Overview
This RFC proposes the implementation of a new MPS target in MLIR
This dialect is providing the ability for the MLIR ecosystem to target Apple devices. We implemented a new serialization target that allows compute acceleration on Apple platforms, and delivers best performance to general compute workloads across macOS, iOS, tvOS, visionOS, using the MetalPerformanceShadersGraph framework.
The new MPS target implements the following features:
- Introduces a new MPS dialect in-tree;
- Represents high level abstractions for general compute operations;
- Fully versioned, backward/forward compatible dialect with minimumDeploymentTarget for each of the major Apple operating systems;
- Serialization entirely based on MLIR bytecode.
Context
The MPS dialect represents a general purpose compute IR, leveraged within Apple in the MetalPerformanceShadersGraph (or MPSGraph) framework. The framework offers to declaratively assemble a general purpose computational graph, compile and optimize it on a given Apple device, execute it using native Objective-C and Swift APIs and deliver the best performance on each Apple platform.
Apple CoreML, Pytorch, Tensorflow, JAX, ONNX are frontends that today target MPSGraph on Apple devices in various capacities, either through Objective-C/Swift APIs, or within the MLIR dialect-to-dialect conversions.
Motivations
The addition of the MPS dialect in MLIR allows projects building on top of MLIR to use the MPS dialect as an exchange format in order to target Apple platforms. The workflow would be to serialize a versioned MPS module providing a minimum deployment target for an OS version, using the standard MLIR bytecode infrastructure. Apple natively supports the MPS MLIR bytecode as input with its mpsgraphtool
publicly available as part of macOS 14.0+, and then integrated as part of an Xcode project. The tool allows to convert the MPS MLIR bytecode into an mpsgraph package deployable on devices.
The community will also benefit from having the MPS dialect in-tree to leverage the large amount of bytecode tests we currently rely on internally to verify forward and backward compatibility of MLIR bytecode format. We did catch issues during our regular LLVM upgrades and having this test set in-tree would allow breaking changes to be easily caught and fixed. The MPS dialect would also be the first versioned dialect in-tree, and serve as a reference for anyone trying to implement a stable and versioning scheme using the primitives offered by MLIR.

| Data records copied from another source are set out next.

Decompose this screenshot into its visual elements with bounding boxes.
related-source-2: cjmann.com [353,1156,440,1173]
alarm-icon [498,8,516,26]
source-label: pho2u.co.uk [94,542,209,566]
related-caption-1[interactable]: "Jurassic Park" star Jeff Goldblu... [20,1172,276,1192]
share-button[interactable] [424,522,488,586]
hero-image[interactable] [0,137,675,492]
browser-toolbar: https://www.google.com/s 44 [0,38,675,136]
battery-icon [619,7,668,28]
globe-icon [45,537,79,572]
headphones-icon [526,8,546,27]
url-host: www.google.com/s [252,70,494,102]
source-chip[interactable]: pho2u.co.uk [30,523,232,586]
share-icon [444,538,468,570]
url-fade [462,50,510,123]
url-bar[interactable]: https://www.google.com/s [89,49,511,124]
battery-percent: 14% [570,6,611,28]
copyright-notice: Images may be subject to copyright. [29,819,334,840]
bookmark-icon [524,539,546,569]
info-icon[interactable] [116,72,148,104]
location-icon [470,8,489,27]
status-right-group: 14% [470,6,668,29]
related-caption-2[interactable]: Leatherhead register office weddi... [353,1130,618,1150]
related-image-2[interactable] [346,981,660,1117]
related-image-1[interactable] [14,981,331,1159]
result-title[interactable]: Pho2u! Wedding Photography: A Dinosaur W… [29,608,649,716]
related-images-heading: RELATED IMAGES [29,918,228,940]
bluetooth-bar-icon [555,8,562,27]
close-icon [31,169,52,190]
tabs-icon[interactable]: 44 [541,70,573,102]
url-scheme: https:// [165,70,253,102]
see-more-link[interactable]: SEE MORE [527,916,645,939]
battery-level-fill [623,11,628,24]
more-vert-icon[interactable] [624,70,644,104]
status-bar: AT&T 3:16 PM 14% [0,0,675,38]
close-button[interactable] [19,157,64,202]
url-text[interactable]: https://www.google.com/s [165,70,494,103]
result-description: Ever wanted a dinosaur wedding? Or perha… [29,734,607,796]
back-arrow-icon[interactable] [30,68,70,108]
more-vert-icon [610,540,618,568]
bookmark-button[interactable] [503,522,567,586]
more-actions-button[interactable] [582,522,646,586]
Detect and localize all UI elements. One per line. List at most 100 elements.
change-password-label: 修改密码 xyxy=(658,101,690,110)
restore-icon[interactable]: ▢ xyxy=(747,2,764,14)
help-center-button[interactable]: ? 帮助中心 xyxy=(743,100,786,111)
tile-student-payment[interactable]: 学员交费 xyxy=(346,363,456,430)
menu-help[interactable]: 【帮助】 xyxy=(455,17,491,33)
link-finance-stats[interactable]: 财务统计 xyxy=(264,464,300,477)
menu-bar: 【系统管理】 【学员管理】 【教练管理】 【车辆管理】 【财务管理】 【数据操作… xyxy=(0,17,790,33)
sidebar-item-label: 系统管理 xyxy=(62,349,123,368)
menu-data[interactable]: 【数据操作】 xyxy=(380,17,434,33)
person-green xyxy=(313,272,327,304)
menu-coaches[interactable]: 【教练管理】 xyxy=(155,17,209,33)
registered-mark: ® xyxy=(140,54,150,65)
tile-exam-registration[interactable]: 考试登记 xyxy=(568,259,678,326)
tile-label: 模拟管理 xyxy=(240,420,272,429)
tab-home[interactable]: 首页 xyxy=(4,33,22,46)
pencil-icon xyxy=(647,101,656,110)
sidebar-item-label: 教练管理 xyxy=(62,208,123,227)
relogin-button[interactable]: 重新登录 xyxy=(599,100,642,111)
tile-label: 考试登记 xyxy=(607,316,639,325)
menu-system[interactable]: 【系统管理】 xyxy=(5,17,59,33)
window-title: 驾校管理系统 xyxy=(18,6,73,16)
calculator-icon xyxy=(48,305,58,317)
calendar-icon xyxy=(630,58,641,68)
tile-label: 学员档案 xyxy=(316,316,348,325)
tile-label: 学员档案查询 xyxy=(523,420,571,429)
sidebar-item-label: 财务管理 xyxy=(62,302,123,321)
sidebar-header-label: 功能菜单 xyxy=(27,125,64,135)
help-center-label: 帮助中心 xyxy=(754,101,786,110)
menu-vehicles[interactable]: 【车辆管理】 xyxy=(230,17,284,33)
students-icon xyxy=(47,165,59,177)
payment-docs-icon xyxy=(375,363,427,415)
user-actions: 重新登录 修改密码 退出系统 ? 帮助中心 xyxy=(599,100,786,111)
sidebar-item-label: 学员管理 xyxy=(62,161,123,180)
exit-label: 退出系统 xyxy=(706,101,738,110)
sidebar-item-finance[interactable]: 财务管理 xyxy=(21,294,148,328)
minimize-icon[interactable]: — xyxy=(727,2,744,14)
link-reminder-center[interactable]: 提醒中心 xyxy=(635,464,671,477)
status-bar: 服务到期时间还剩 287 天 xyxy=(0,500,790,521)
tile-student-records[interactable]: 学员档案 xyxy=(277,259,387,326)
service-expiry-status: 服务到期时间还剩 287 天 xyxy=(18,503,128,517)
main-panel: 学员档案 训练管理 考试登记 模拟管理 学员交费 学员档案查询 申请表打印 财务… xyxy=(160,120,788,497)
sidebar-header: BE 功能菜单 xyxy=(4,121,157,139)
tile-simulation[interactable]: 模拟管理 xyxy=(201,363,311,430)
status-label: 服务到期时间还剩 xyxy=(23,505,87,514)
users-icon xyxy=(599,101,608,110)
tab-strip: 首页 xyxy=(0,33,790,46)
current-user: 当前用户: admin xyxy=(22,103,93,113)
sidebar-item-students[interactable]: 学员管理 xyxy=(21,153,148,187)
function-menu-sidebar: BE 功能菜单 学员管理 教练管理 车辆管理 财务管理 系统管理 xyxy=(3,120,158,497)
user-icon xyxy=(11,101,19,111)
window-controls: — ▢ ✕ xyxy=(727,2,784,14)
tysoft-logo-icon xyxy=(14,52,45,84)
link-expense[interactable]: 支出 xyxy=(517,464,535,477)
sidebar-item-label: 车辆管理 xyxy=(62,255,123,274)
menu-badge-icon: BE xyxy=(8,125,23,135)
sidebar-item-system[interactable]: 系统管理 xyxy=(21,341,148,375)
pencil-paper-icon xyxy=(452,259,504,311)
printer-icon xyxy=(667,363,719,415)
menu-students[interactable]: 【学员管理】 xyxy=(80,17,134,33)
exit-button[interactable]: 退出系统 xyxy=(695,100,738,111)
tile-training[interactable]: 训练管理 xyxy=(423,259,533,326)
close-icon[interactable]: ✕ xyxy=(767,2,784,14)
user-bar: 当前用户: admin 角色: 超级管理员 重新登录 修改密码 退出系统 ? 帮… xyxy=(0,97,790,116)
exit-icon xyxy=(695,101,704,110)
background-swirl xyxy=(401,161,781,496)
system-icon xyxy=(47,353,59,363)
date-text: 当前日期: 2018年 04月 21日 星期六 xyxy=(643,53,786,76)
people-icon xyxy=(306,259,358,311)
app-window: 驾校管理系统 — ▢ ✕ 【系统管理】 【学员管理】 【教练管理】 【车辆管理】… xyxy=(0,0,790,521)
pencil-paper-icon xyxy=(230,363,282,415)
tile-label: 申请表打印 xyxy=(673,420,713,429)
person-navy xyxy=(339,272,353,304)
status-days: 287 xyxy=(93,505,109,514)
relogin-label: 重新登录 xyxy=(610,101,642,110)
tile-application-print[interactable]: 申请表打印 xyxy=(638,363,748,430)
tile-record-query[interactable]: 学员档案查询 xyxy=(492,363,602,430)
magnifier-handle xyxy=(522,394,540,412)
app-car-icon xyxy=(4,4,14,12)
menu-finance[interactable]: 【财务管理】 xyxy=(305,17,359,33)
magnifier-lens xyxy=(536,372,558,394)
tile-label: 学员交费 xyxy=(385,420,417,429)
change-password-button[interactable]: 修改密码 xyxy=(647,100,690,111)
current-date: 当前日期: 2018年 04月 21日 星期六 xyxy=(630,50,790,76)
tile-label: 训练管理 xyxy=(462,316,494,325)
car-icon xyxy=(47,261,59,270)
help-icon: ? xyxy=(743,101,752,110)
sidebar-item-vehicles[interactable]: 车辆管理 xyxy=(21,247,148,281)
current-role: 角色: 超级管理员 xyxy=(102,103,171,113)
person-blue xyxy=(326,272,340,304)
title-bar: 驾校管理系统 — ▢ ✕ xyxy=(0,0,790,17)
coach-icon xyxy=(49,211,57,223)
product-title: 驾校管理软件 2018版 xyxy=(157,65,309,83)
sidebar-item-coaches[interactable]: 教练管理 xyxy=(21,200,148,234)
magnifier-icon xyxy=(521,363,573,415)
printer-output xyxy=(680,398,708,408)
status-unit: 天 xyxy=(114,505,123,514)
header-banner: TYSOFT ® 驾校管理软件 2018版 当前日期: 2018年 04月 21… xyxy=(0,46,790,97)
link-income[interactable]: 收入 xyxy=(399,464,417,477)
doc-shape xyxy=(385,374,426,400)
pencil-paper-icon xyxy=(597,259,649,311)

One can even imagine a future direction where compute graphs in MPS dialect can be lowered to non-Apple HW too by converting them to other dialects, for example deploying on Nvidia or CPU or RISC-V with open source community developing open source conversions to provide cross-platform support.
MPS Dialect description
The MPS dialect currently contains 222 operations and it is designed as a stable set of operations able to support the major higher level compute frameworks. As such, the IR generally expresses the most common operations from the major compute and ML frameworks. The general design combines three principles:
- Fidelity to MPSGraph Objective-C/Swift APIs;
- Apple Backend and OS agnostic;
- Limited the operation footprint. The amount of operations is expected to grow only if new functionality cannot be mapped to existing MPS dialect operations.
Directory Setup
MPS header files will be in include/mlir/Target/MPS, include/mlir/Dialect/MPS. Sources files will be in lib/Target/MPS, lib/Dialect/MPS.
MLIR Dependencies
The MPS dialect does not depend directly on any dialect upstream. Particularly, a serialization/deserialization functionality will be exposed such that users can leverage the IR to generate versioned MLIR bytecode files that could be read in a backward compatible fashion. No current MLIR dialect is dependent on MPS. The MPS dialect is intended to remain general enough to support any major compute framework, and at the same time, independent of any particular Apple target.
Who are the future contributors/maintainers beyond those who propose the dialect?
Compute Frameworks team at Apple would be the main contributors and maintainers of this dialect as it is used in the shipping MetalPerformanceShadersGraph framework since 2020.